By Parmy Olson
Last week Microsoft Corp said it would stop selling software that guesses a person’s mood by looking at their face. The reason: It could be discriminatory. Computer vision software, which is used in self-driving cars and facial recognition, has long had issues with errors that come at the expense of women and people of color. Microsoft’s decision to halt the system entirely is one way of dealing with the problem. But there’s another, novel approach that tech firms are exploring: training AI on “synthetic” images to make it less biased.
The idea is a bit like training pilots. Instead of practicing in unpredictable, real-world conditions, most will spend hundreds of hours using flight simulators designed to cover a broad array of different scenarios they could experience in the air.
A similar approach is being taken to train AI, which relies on carefully labelled data to work properly. Until recently, the software used to recognise people has been trained on thousands or millions of images of real people, but that can be time-consuming, invasive, and neglectful of large swathes of the population.
Now many AI makers are using fake or “synthetic” images to train computers on a broader array of people, skin tones, ages or other features, essentially flipping the notion that fake data is bad. In fact, if used properly it’ll not only make software more trustworthy, but completely transform the economics of data as the “new oil.”
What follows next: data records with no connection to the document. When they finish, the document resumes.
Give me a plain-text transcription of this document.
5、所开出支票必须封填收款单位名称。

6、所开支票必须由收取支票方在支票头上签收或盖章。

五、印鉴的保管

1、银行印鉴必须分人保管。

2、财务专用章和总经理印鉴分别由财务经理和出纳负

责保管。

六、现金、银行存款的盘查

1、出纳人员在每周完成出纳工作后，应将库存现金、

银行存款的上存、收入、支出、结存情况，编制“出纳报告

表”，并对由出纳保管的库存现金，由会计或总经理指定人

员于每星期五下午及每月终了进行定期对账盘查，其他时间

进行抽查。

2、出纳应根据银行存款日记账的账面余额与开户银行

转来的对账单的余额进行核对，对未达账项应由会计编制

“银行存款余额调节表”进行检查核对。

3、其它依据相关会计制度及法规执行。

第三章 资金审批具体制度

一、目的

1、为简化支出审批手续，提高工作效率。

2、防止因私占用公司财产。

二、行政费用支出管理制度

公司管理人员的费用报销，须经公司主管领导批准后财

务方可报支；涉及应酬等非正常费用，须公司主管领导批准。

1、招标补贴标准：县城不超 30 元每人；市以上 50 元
In 2015, Simi Lindgren came up with the idea for a website called Yuty to sell beauty products for all skin types. She wanted to use AI to recommend skin care products by analysing selfies, but training a system to do that accurately was difficult. A popular database of 70,000 licensed faces from Flickr, for instance, wasn’t diverse or inclusive enough. It showed facial hair on men, but not on women, and she says there weren’t enough melanin-rich — that is, darker-skinned — women to accurately detect their various skin conditions like acne or fine lines.
She tried crowdsourcing and got just under 1,000 photos of faces from her network of friends and family. But even that wasn’t enough.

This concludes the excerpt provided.